Part of being a Raleigh Fellow means aggressively assimilating into a new community of strangers so that we can really get to the good stuff in our short 9 months. Often this means questions, and a lot of them: “What are you passionate about?”, “What’s your family like?”, “Who has made the biggest impact on you?”, “What scares you?”, etc. That last one, “what scares you?”, is interesting. My answer, when asked, was something along the lines of loneliness. Getting somewhere in life, looking back and realizing that I’ve made few lasting and deep connections. I have a desire in the here and now to be with people. Above most other things I value getting to know people and having them know me in return. Being with people for me represents some sort of comfort, probably because it mitigates the chances of ending up in that lonely state I mentioned. So here’s the point: if I want to be with so bad, “why am I often scared of and running from time with God?”
This summer I led a couple weeks of a bible study with college friends and I decided on John 15. We had all been fighting the monotony of life during coronavirus, questioning what our responsibilities as Christians were during a time when it felt impossible to go and reach people (mostly high school students for us) with the news of the Gospel. We felt weird not knowing what it was that we could be doing for God. John 15 paints a different picture of what following Jesus is. Jesus says “Remain in me, as I also remain in you. No branch can bear fruit by itself; it must remain in the vine. Neither can you bear fruit unless you remain in me.” This is the expectation that I needed to get through my head. Stop living to do things for God but instead remain and do things with him.
Here is where it gets funny: that being with God scares me. In relationships with people I can still hide. I can hide my feelings, my motives, my thoughts, my insecurities, you name it. But with God I’m exposed, and while every single time it’s a good thing that God exposes me I can’t stop myself from running from it, running from being with God. By that I mean being truly with God in the way that He expects.
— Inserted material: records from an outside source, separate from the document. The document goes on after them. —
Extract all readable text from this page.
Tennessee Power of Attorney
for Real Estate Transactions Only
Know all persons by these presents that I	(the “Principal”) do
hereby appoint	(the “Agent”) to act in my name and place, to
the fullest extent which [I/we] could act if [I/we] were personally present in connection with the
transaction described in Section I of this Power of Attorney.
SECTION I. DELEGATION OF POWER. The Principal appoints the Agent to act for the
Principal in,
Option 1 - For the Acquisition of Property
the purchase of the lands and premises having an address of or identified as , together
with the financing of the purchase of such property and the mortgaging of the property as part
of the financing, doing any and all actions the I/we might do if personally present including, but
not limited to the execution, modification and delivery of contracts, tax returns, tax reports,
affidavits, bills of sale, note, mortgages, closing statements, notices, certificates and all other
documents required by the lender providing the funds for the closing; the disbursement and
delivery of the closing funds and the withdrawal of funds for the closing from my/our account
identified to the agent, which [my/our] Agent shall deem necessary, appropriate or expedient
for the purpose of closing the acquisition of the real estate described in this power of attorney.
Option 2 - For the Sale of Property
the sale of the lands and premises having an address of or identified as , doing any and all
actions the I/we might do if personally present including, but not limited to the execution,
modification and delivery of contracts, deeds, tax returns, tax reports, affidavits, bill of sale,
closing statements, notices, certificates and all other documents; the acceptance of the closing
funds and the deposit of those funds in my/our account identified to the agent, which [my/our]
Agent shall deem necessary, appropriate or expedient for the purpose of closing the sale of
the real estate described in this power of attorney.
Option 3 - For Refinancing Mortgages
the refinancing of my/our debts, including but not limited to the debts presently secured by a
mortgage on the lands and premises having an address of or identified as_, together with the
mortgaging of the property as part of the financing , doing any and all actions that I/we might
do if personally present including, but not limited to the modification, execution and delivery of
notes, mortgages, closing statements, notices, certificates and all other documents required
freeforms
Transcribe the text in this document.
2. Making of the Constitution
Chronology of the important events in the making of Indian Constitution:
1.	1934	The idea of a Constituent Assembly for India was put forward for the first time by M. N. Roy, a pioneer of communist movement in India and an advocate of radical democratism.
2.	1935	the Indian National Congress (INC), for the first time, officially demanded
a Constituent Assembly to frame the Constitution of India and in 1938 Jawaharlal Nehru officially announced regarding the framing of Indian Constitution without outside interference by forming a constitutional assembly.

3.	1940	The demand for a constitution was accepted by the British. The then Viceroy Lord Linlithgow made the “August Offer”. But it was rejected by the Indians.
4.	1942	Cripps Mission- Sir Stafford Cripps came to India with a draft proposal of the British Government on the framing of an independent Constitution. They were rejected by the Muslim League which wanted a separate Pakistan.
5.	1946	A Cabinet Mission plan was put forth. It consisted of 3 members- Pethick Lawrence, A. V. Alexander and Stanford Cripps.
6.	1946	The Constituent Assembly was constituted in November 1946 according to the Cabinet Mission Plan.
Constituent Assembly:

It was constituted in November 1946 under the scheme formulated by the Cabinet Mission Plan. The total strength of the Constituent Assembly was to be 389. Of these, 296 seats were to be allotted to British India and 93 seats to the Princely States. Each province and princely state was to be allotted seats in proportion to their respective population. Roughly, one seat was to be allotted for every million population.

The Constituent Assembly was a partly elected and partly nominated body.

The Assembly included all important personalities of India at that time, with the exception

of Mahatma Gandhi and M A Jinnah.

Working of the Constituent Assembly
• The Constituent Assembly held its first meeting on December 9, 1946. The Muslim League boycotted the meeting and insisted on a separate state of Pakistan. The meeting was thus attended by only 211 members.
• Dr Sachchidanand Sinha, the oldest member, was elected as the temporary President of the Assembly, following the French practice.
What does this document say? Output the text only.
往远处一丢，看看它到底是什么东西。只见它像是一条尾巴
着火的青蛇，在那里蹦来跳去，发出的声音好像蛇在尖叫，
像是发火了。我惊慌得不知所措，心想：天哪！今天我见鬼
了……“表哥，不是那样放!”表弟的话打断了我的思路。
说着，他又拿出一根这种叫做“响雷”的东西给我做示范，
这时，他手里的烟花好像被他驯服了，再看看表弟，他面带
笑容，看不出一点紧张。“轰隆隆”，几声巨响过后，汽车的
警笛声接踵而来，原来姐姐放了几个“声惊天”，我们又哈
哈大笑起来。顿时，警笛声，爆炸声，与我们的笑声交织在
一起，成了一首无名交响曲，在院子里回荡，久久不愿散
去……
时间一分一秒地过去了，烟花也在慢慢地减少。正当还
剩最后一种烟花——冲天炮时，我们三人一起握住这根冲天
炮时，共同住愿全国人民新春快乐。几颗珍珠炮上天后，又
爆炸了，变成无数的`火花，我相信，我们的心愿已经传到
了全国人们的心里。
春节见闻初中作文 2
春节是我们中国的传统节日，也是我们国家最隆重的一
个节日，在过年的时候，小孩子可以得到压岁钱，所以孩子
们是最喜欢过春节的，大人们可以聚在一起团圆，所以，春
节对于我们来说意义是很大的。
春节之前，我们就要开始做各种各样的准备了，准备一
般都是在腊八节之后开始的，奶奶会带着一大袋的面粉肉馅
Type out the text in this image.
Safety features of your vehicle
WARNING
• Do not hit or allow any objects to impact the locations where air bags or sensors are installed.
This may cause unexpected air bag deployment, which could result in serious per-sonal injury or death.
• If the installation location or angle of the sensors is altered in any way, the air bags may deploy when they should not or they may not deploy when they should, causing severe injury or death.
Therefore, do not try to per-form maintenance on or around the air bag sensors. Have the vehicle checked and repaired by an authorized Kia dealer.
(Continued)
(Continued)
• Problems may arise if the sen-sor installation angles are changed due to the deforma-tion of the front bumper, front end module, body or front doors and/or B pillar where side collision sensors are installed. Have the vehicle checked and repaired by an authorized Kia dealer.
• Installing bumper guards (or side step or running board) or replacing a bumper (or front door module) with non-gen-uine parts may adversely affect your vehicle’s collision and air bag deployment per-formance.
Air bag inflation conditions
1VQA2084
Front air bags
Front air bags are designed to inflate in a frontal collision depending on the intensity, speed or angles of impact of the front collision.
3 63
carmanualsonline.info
I spend time with Him on my schedule, when the expectation is walking beside him step for step as the disciples did. The plea from Him is remainder but my comfort is found more in treating Him as a dinner guest who comes and goes on my invite.
What is the point of this blog post? I truly pray that it is to the glory of God (John 15:8) because the way God hasn’t allowed me to escape this scripture has been the biggest blessing of 2020 for me. After revealing this truth of my lack of withness I was planning a trip out west with guys I led through Young Life and as I prayed it was clear John 15 was going to be our main scripture for the week. Then our director Ashley asked us to give a favorite scripture for which I said John 15, because I guess the scariest scripture is the best for me. Which I then had to talk about why I had picked it at our beginning of the year retreat. And then the next morning at the retreat we read John 15 as a group and identified it as a focusing scripture for our year together. Next, when we got home and the first lesson assigned to us as youth group leaders was John 15. Maybe that’s all a coincidence. Or maybe God’s pursuit is just the coolest most undeniable thing in the world. I think it’s the second.